Calories are a measure of the energy in food. Foods often have more calories than you’d guess. Most people (even nutrition experts) consistently under-estimate the calories in restaurant meals. To become calorie savvy, check the Nutrition Facts on packages or food companies’ websites. Some recipes list calorie information. You can also look up your favorite foods in a calorie counting book or on nutrition websites like mypyramidtracker.gov.

Should I be counting every calorie that I eat?

Initially it might help you become more aware of what you’re eating. But most “successful losers” don’t continue to count the calories in every morsel. Rather, they use their calorie smarts to make simple switches—like having a lower calorie drink, salad dressing or dessert instead of one that’s higher in calories. Watching portions is just another way of cutting back on calories. The nice thing is that it can become habit forming so that you don’t need to count every calorie.

I have diabetes and would like to follow the Half Plate Guide. Is that okay?

It’s a good place to start. People with diabetes often use a “plate method” that takes a bit closer look at carbohydrate-containing foods than we did with the Half Plate Guide. Or they may have a “daily meal pattern” designed for their own food preferences, blood sugar levels and daily physical activity. Check with your physician for referral to a registered dietitian for help in planning meals that are right for you.

Should I still think about calories if I am trying to gain weight?

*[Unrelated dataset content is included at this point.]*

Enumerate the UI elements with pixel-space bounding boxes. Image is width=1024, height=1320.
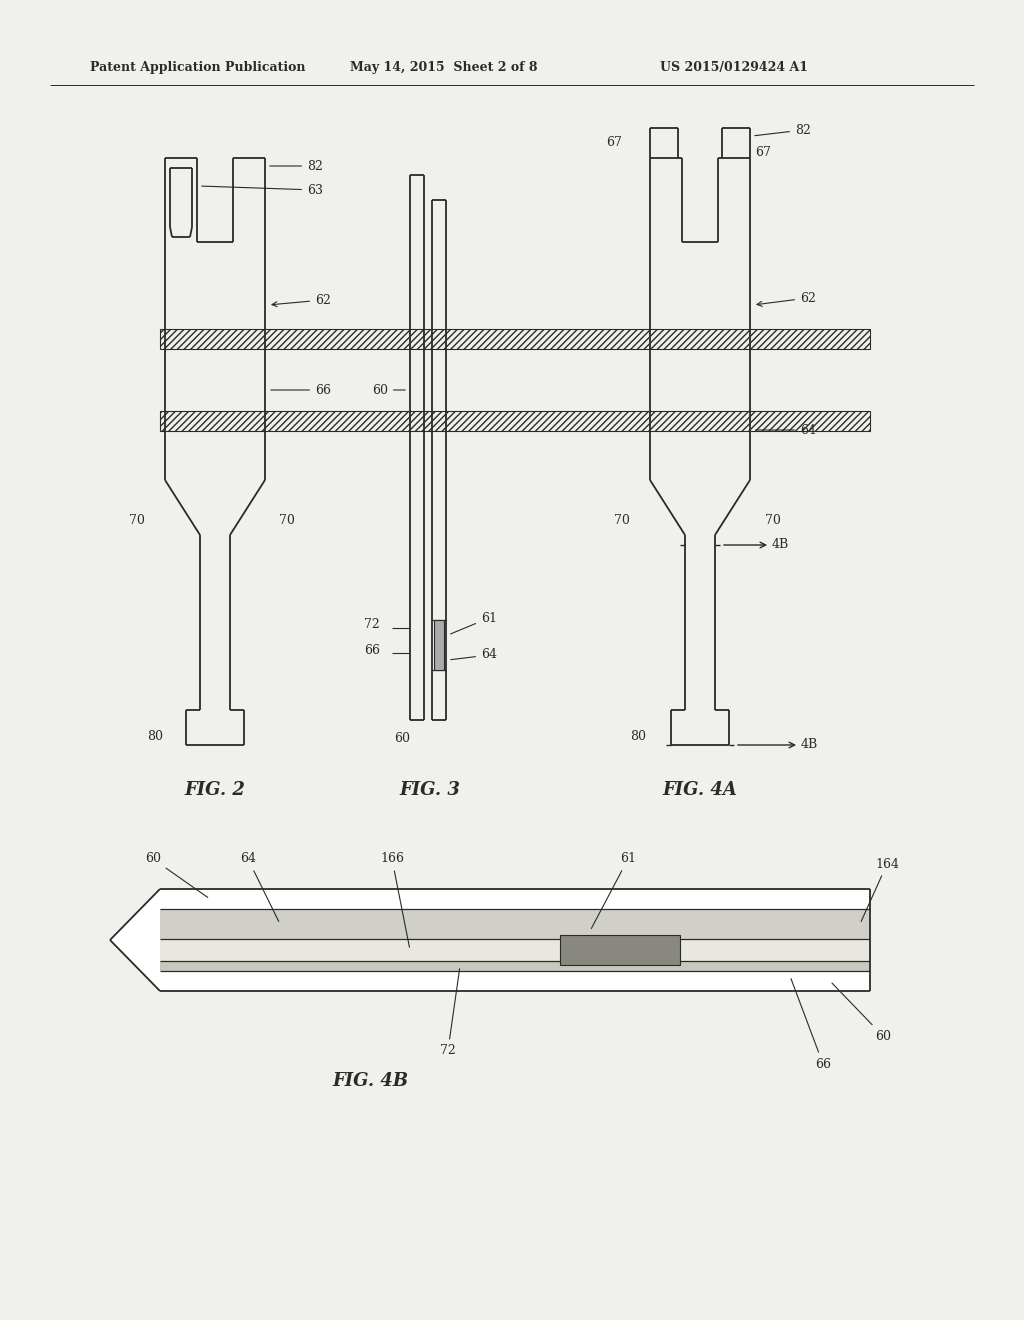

We understand that not everyone is concerned with losing or maintaining their weight. Perhaps you are actually looking to gain a few pounds. Think of it as making your calories count with healthy foods and habits. In fact, all 4 of our Eat Well Live Well principles can work for someone who needs to gain weight. We just add a different spin.

 
Strive for 5 cups of fruits and veggies. This is good for every adult, no matter what their size. If you're trying to gain weight, use more healthy fats, like olive oil, nuts, mayo, and avocado.  That will not only add calories, but make the veggies taste good too!
 
Get moving. However, if you're getting more than 15,000 steps (or more than an hour of extra physical activity) a day, you probably could back off a bit. Your body is having difficulty keeping up with your tremendous activity level. And going beyond 15,000 steps is not giving any health advantage.
 
Calories count, so watch your portions. Instead of trimming your portions, try upsizing them a bit. If you'd usually drink 4 ounces of juice, try a 6 ounce glass. If you'd usually have only one snack a day, add a second snack. 
 
Measure your progress. If your goal is to gain 10 pounds this year, then break it up in small chunks. See if you can gain a pound or two in the next month. Hold onto that and then work on gaining another pound or two. By going after this slowly, you're more likely to feel good and avoid a wild roller coaster ride!